Albright: Creative Kingdom

Ben Mirkin
Three-year-old Hannah Mirkin hits the slopes in high style at Burke Mountain.

I live in the Northeast Kingdom. But my daily writing job takes me south to Hanover, where I have a tiny condo. Especially on stormy winter days, the hour-long, white-knuckle commute makes it tempting to move to the Upper Valley altogether. But, in addition to dear friends and family, the Kingdom has cultural assets you can’t find anywhere else. In one winter week, I could have visited Glover’s self-service gallery of oddities, the Museum of Everyday Life, heard the Shanghai Opera Symphony Orchestra perform at Lyndon Institute, strolled through “Arts Connect,” the Catamount Arts Gallery’s latest juried exhibit, sipped local rum at St. Johnsbury’s new tasting room and, best of all, watched my three-year-old granddaughter schuss down Burke Mountain wearing a tutu over her snowsuit.

That quirky image captures the spirit of the Kingdom, where outdoor beauty meets unfettered self-expression. So for me, it’s a hard place to abandon. Yet it’s an equally hard place to make a living. I wonder if that little dancing skier will have to leave home to find a job she loves, when she’s older.

Maybe not, says a hopeful new report commissioned by the Vermont Arts Council and the Vermont Creative Network. Of the roughly 35,000 people employed in Caledonian, Orleans, and Essex counties, more than 3300 work in visual design and crafts, the performing arts, film and media, artisanal foods, culture and heritage, literary arts, and design. That’s about 9.4 percent of the total workforce. And increasingly, that workforce is finding innovative ways to share resources, in new maker’s spaces and co-working studios.

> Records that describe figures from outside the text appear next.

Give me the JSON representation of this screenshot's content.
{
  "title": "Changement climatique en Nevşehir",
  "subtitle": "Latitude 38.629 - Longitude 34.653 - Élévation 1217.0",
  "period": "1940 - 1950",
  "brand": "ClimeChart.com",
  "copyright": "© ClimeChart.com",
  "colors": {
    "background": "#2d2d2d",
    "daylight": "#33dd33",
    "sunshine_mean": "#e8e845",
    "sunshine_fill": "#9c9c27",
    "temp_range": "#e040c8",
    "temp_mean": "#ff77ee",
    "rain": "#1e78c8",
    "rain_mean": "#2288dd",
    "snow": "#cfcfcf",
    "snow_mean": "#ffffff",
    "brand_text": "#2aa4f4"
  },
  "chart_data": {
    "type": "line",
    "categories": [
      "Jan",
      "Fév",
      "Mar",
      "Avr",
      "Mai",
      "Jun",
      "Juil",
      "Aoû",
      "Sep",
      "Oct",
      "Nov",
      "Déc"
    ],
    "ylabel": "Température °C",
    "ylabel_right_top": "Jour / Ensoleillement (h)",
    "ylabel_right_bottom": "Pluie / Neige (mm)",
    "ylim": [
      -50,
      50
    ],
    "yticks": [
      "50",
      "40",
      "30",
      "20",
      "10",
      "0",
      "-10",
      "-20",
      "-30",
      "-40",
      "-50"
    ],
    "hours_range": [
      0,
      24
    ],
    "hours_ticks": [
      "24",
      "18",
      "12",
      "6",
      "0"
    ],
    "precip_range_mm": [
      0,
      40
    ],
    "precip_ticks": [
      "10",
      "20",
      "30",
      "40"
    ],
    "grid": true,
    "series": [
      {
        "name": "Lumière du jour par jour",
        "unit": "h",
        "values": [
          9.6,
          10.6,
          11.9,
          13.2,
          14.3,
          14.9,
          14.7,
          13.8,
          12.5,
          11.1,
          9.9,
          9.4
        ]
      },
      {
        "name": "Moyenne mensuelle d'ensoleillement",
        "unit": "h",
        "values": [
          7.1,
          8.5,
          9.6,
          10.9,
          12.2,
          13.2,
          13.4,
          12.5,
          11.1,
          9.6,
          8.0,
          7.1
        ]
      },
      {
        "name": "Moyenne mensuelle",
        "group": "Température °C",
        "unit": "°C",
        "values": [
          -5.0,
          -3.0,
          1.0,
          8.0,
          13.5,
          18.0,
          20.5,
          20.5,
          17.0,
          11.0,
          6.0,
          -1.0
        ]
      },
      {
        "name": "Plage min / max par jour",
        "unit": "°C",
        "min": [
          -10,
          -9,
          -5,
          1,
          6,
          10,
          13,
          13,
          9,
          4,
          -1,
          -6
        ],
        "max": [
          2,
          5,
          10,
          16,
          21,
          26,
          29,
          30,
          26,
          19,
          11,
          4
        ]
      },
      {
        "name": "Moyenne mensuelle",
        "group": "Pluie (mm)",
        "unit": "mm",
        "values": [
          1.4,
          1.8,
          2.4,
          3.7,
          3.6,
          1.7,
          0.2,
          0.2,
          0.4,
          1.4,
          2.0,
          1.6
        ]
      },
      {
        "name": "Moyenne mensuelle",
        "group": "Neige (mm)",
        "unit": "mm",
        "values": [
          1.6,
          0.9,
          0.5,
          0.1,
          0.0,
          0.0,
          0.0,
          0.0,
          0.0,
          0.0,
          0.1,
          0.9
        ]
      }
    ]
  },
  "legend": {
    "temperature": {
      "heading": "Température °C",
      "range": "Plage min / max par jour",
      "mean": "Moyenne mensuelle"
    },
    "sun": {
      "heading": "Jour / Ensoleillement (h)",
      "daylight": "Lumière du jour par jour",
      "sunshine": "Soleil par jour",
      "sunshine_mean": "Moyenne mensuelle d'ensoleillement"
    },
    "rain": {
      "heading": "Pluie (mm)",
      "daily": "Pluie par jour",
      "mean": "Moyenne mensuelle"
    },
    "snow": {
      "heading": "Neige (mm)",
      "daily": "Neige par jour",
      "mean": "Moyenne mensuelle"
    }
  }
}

The big question now is how to sustain and expand that fledgling creative economy. The authors are experienced rural planners and offer achievable suggestions. But it’s a long to-do list, and people need to read the report in order to act on it.

Too often, big economic development plans end up sitting on dusty shelves. But in the Kingdom, a lot of those shelves are handmade, and, like much else that gets created around here, they’re beautiful, marketable things.

Charlotte Albright lives in Lyndonville and currently works in the Office of Communication at Dartmouth College. She was a VPR reporter from 2012 - 2015, covering the Upper Valley and the Northeast Kingdom. Prior to that she freelanced for VPR for several years.